Jogabilidade: Entre Ideias Interessantes e Velhos Tropeços

A grande novidade de Little Nightmares 3 está na campanha cooperativa online. Agora, toda a aventura pode ser jogada a dois — ou sozinho, com o segundo personagem controlado pela IA. Low utiliza um arco artesanal, excelente para acertar mecanismos, cortar cordas e distrair criaturas; Alone empunha uma chave inglesa enorme, capaz de quebrar superfícies e ativar engrenagens presas. A ideia funciona, e a dinâmica entre as duas ferramentas cria puzzles engenhosos, ainda que nem sempre surpreendentes.

O cooperativo traz frescor, claro, mas também cria novos desafios. Embora seja divertido jogar com outra pessoa e coordenar ações, isso reduz levemente a atmosfera opressiva típica da série. Além disso, o fato de ser apenas online — sem coop local — limita um pouco o potencial emotivo da experiência, que poderia ser ainda mais impactante com dois jogadores lado a lado.

Jogando sozinho, por outro lado, o auxílio da IA é competente, mas talvez competente demais. Ela aponta caminhos rápido demais, soluciona problemas com facilidade e, involuntariamente, tira uma parcela da descoberta natural — algo essencial em um jogo de terror atmosférico. Ainda assim, há momentos em que o comportamento da IA surpreende de maneira positiva, aguardando que o jogador perceba pistas antes de agir.

Infelizmente, alguns tropeços técnicos também se repetem. A falta de precisão nos comandos, câmeras que dificultam a leitura de cenários e pequenas falhas de colisão aparecem em momentos importantes — especialmente durante fugas e saltos em plataformas. Esses problemas já existiam nos capítulos anteriores, mas aqui se tornam mais evidentes. Nada quebra o jogo, mas tudo poderia ter sido mais polido.

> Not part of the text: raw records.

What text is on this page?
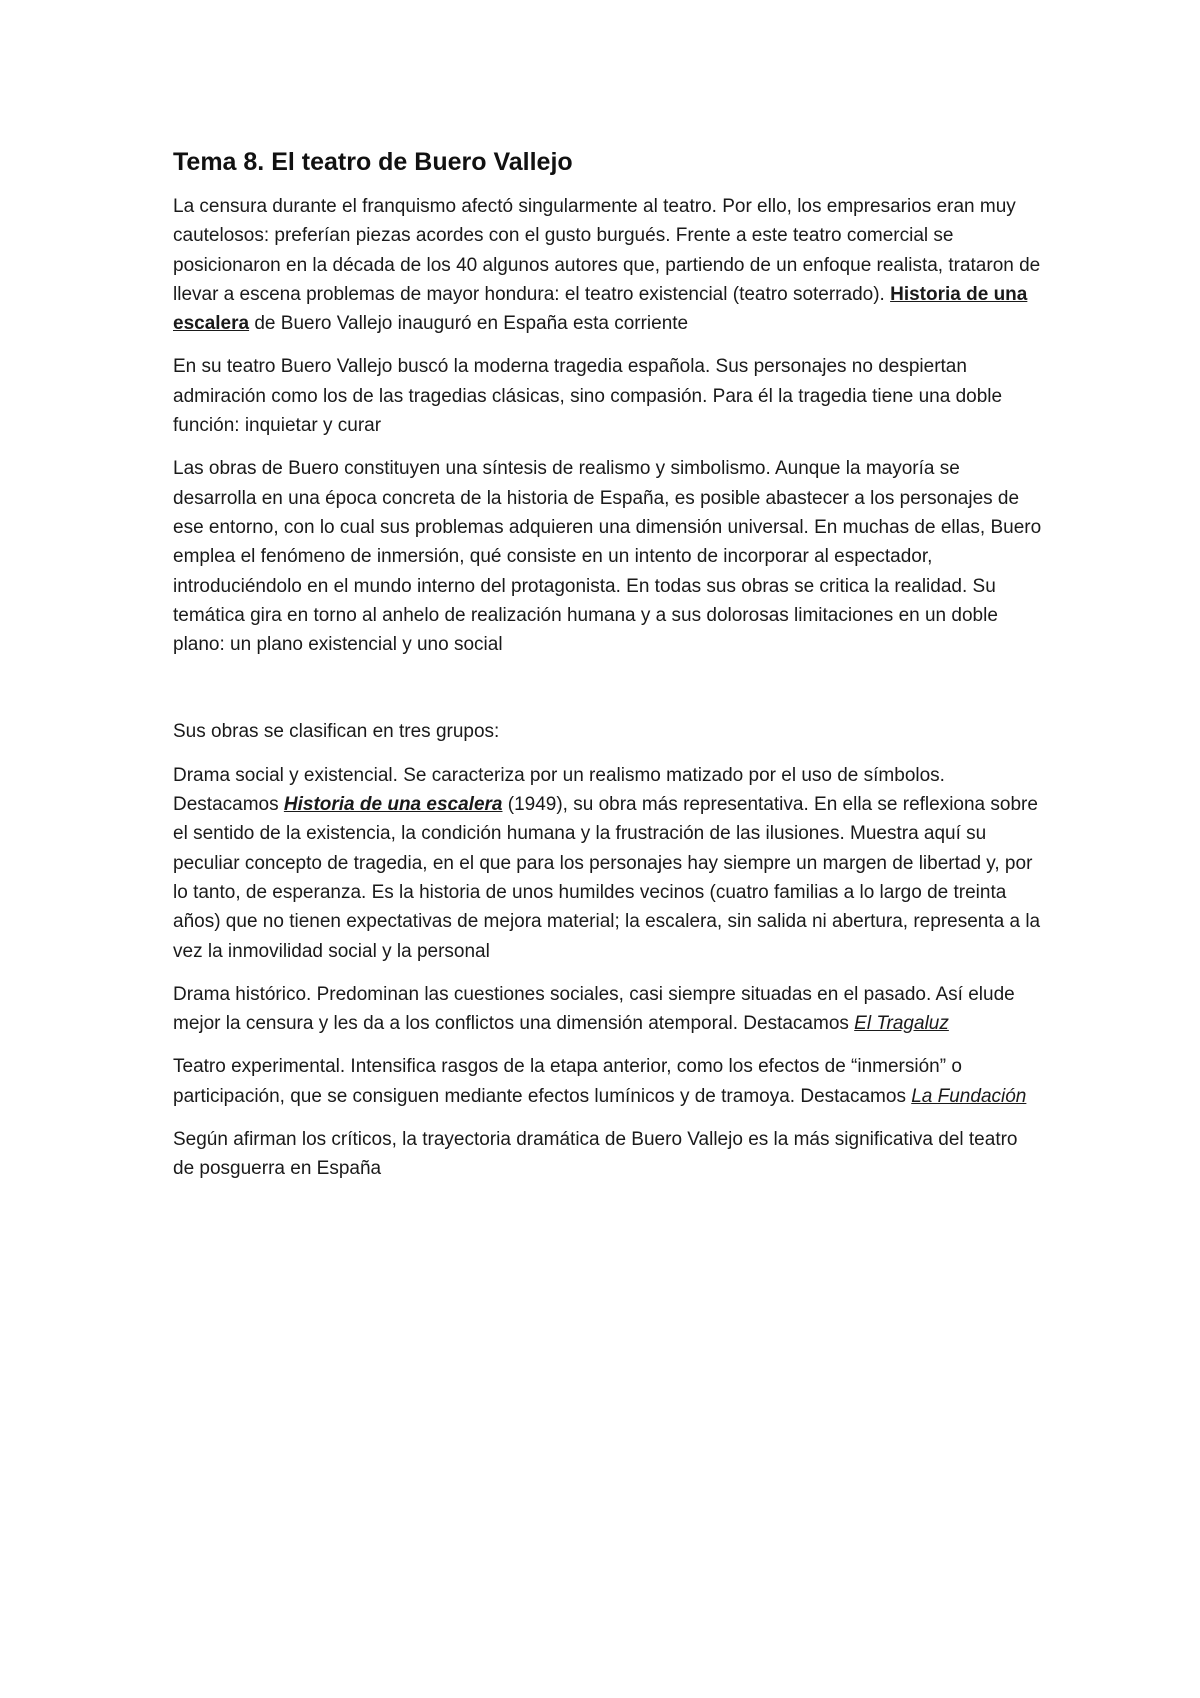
Tema 8. El teatro de Buero Vallejo

La censura durante el franquismo afectó singularmente al teatro. Por ello, los empresarios eran muy cautelosos: preferían piezas acordes con el gusto burgués. Frente a este teatro comercial se posicionaron en la década de los 40 algunos autores que, partiendo de un enfoque realista, trataron de llevar a escena problemas de mayor hondura: el teatro existencial (teatro soterrado). Historia de una escalera de Buero Vallejo inauguró en España esta corriente

En su teatro Buero Vallejo buscó la moderna tragedia española. Sus personajes no despiertan admiración como los de las tragedias clásicas, sino compasión. Para él la tragedia tiene una doble función: inquietar y curar

Las obras de Buero constituyen una síntesis de realismo y simbolismo. Aunque la mayoría se desarrolla en una época concreta de la historia de España, es posible abastecer a los personajes de ese entorno, con lo cual sus problemas adquieren una dimensión universal. En muchas de ellas, Buero emplea el fenómeno de inmersión, qué consiste en un intento de incorporar al espectador, introduciéndolo en el mundo interno del protagonista. En todas sus obras se critica la realidad. Su temática gira en torno al anhelo de realización humana y a sus dolorosas limitaciones en un doble plano: un plano existencial y uno social

Sus obras se clasifican en tres grupos:

Drama social y existencial. Se caracteriza por un realismo matizado por el uso de símbolos. Destacamos Historia de una escalera (1949), su obra más representativa. En ella se reflexiona sobre el sentido de la existencia, la condición humana y la frustración de las ilusiones. Muestra aquí su peculiar concepto de tragedia, en el que para los personajes hay siempre un margen de libertad y, por lo tanto, de esperanza. Es la historia de unos humildes vecinos (cuatro familias a lo largo de treinta años) que no tienen expectativas de mejora material; la escalera, sin salida ni abertura, representa a la vez la inmovilidad social y la personal

Drama histórico. Predominan las cuestiones sociales, casi siempre situadas en el pasado. Así elude mejor la censura y les da a los conflictos una dimensión atemporal. Destacamos El Tragaluz

Teatro experimental. Intensifica rasgos de la etapa anterior, como los efectos de “inmersión” o participación, que se consiguen mediante efectos lumínicos y de tramoya. Destacamos La Fundación

Según afirman los críticos, la trayectoria dramática de Buero Vallejo es la más significativa del teatro de posguerra en España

Gráficos, Horror e Som – Onde Supermassive Brilha Sem Medo

Se existe uma área onde Little Nightmares 3 realmente impressiona, é na construção atmosférica. Visualmente, o jogo está entre os mais assustadores e artisticamente elaborados de toda a série. Cada cenário é um pesadelo em miniatura, com iluminação calculada para revelar e esconder elementos no momento certo. A sensação de desconforto é constante, e a Supermassive claramente aproveitou sua experiência com horror para intensificar essas sensações.

Os “bosses” estão entre os mais perturbadores da franquia, e alguns trechos beiram o grotesco explícito, com bonecos semi-humanos urdindo peças anatômicas, médicos deformados e criaturas que parecem feitas para acompanhar o jogador até nos sonhos ruins. Mesmo sem recorrer a jumpscares baratos, o jogo constrói tensão com salas silenciosas, ruídos distantes, sombras suspeitas e perseguições que aceleram o coração.

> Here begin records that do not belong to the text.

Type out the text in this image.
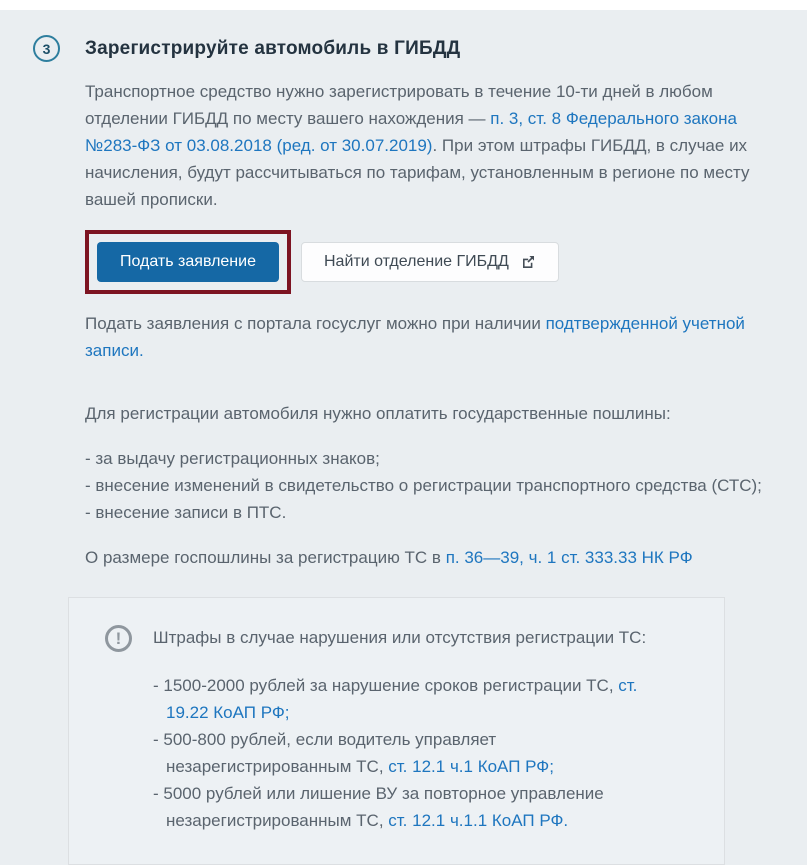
3 Зарегистрируйте автомобиль в ГИБДД

Транспортное средство нужно зарегистрировать в течение 10-ти дней в любом отделении ГИБДД по месту вашего нахождения — п. 3, ст. 8 Федерального закона №283-ФЗ от 03.08.2018 (ред. от 30.07.2019). При этом штрафы ГИБДД, в случае их начисления, будут рассчитываться по тарифам, установленным в регионе по месту вашей прописки.

Подать заявление	Найти отделение ГИБДД

Подать заявления с портала госуслуг можно при наличии подтвержденной учетной записи.

Для регистрации автомобиля нужно оплатить государственные пошлины:

- за выдачу регистрационных знаков;
- внесение изменений в свидетельство о регистрации транспортного средства (СТС);
- внесение записи в ПТС.

О размере госпошлины за регистрацию ТС в п. 36—39, ч. 1 ст. 333.33 НК РФ

! Штрафы в случае нарушения или отсутствия регистрации ТС:
- 1500-2000 рублей за нарушение сроков регистрации ТС, ст. 19.22 КоАП РФ;
- 500-800 рублей, если водитель управляет незарегистрированным ТС, ст. 12.1 ч.1 КоАП РФ;
- 5000 рублей или лишение ВУ за повторное управление незарегистрированным ТС, ст. 12.1 ч.1.1 КоАП РФ.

O som, como sempre, é essencial. O trabalho de áudio cria camadas de ruídos metálicos, passos arrastados, respirações abafadas e instrumentos desafinados que contribuem para essa sensação de opressão crescente. E na PS5, o feedback tátil do DualSense eleva tudo, transmitindo vibrações sutis em momentos-chave.


Conclusão – Supermassive Entendeu o Pesadelo, Mas Nem Tudo É Perfeito

Little Nightmares 3 é, ao mesmo tempo, um retorno seguro e uma evolução curiosa. A troca de estúdio poderia ter sido traumática, mas a Supermassive absorveu tão bem o estilo da série que, em muitos momentos, é fácil esquecer que a Tarsier não está mais ali. A estética está impecável, as atmosferas continuam fabulosamente doentias e os novos protagonistas funcionam de forma orgânica.

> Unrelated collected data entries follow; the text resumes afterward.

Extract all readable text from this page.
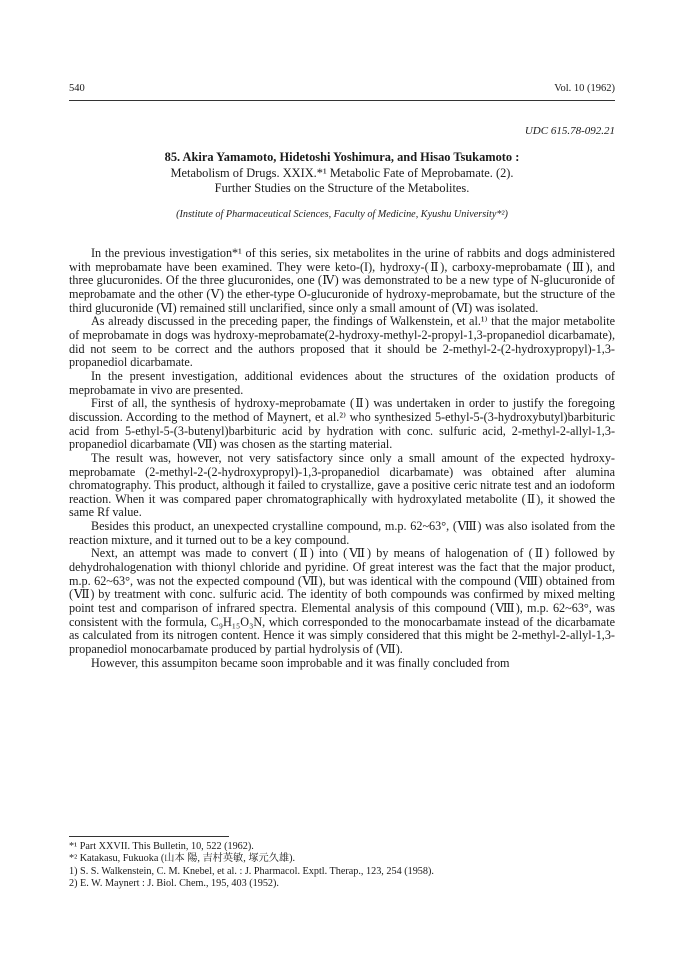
540	Vol. 10 (1962)
UDC 615.78-092.21
85. Akira Yamamoto, Hidetoshi Yoshimura, and Hisao Tsukamoto :
Metabolism of Drugs. XXIX.*¹ Metabolic Fate of Meprobamate. (2).
Further Studies on the Structure of the Metabolites.
(Institute of Pharmaceutical Sciences, Faculty of Medicine, Kyushu University*²)

In the previous investigation*¹ of this series, six metabolites in the urine of rabbits and dogs administered with meprobamate have been examined. They were keto-(I), hydroxy-(Ⅱ), carboxy-meprobamate (Ⅲ), and three glucuronides. Of the three glucuronides, one (Ⅳ) was demonstrated to be a new type of N-glucuronide of meprobamate and the other (Ⅴ) the ether-type O-glucuronide of hydroxy-meprobamate, but the structure of the third glucuronide (Ⅵ) remained still unclarified, since only a small amount of (Ⅵ) was isolated.

As already discussed in the preceding paper, the findings of Walkenstein, et al.¹⁾ that the major metabolite of meprobamate in dogs was hydroxy-meprobamate(2-hydroxy-methyl-2-propyl-1,3-propanediol dicarbamate), did not seem to be correct and the authors proposed that it should be 2-methyl-2-(2-hydroxypropyl)-1,3-propanediol dicarbamate.

In the present investigation, additional evidences about the structures of the oxidation products of meprobamate in vivo are presented.

First of all, the synthesis of hydroxy-meprobamate (Ⅱ) was undertaken in order to justify the foregoing discussion. According to the method of Maynert, et al.²⁾ who synthesized 5-ethyl-5-(3-hydroxybutyl)barbituric acid from 5-ethyl-5-(3-butenyl)barbituric acid by hydration with conc. sulfuric acid, 2-methyl-2-allyl-1,3-propanediol dicarbamate (Ⅶ) was chosen as the starting material.

The result was, however, not very satisfactory since only a small amount of the expected hydroxy-meprobamate (2-methyl-2-(2-hydroxypropyl)-1,3-propanediol dicarbamate) was obtained after alumina chromatography. This product, although it failed to crystallize, gave a positive ceric nitrate test and an iodoform reaction. When it was compared paper chromatographically with hydroxylated metabolite (Ⅱ), it showed the same Rf value.

Besides this product, an unexpected crystalline compound, m.p. 62~63°, (Ⅷ) was also isolated from the reaction mixture, and it turned out to be a key compound.

Next, an attempt was made to convert (Ⅱ) into (Ⅶ) by means of halogenation of (Ⅱ) followed by dehydrohalogenation with thionyl chloride and pyridine. Of great interest was the fact that the major product, m.p. 62~63°, was not the expected compound (Ⅶ), but was identical with the compound (Ⅷ) obtained from (Ⅶ) by treatment with conc. sulfuric acid. The identity of both compounds was confirmed by mixed melting point test and comparison of infrared spectra. Elemental analysis of this compound (Ⅷ), m.p. 62~63°, was consistent with the formula, C₉H₁₅O₃N, which corresponded to the monocarbamate instead of the dicarbamate as calculated from its nitrogen content. Hence it was simply considered that this might be 2-methyl-2-allyl-1,3-propanediol monocarbamate produced by partial hydrolysis of (Ⅶ).

However, this assumpiton became soon improbable and it was finally concluded from

*¹ Part XXVII. This Bulletin, 10, 522 (1962).
*² Katakasu, Fukuoka (山本 陽, 吉村英敏, 塚元久雄).
1) S. S. Walkenstein, C. M. Knebel, et al. : J. Pharmacol. Exptl. Therap., 123, 254 (1958).
2) E. W. Maynert : J. Biol. Chem., 195, 403 (1952).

Por outro lado, algumas limitações persistem. A câmera segue problemática, a precisão dos controles caiu em relação aos jogos anteriores e o uso da IA, embora funcional, diminui a sensação de descoberta. O cooperativo é divertido, porém sacrifica parte do horror solitário que define a franquia.

Ainda assim, mesmo com essas falhas, Little Nightmares 3 entrega momentos inesquecíveis e reforça a força criativa de um universo que parece inesgotável. É um jogo que respeita suas raízes, experimenta sem perder o rumo e, acima de tudo, mantém vivo o prazer inquietante de se perder em The Nowhere.

Se você ama terror atmosférico, metáforas visuais e pesadelos infantis transformados em arte, este é um capítulo obrigatório.

A Comunidade Mega Drive recebeu uma chave para o review do jogo.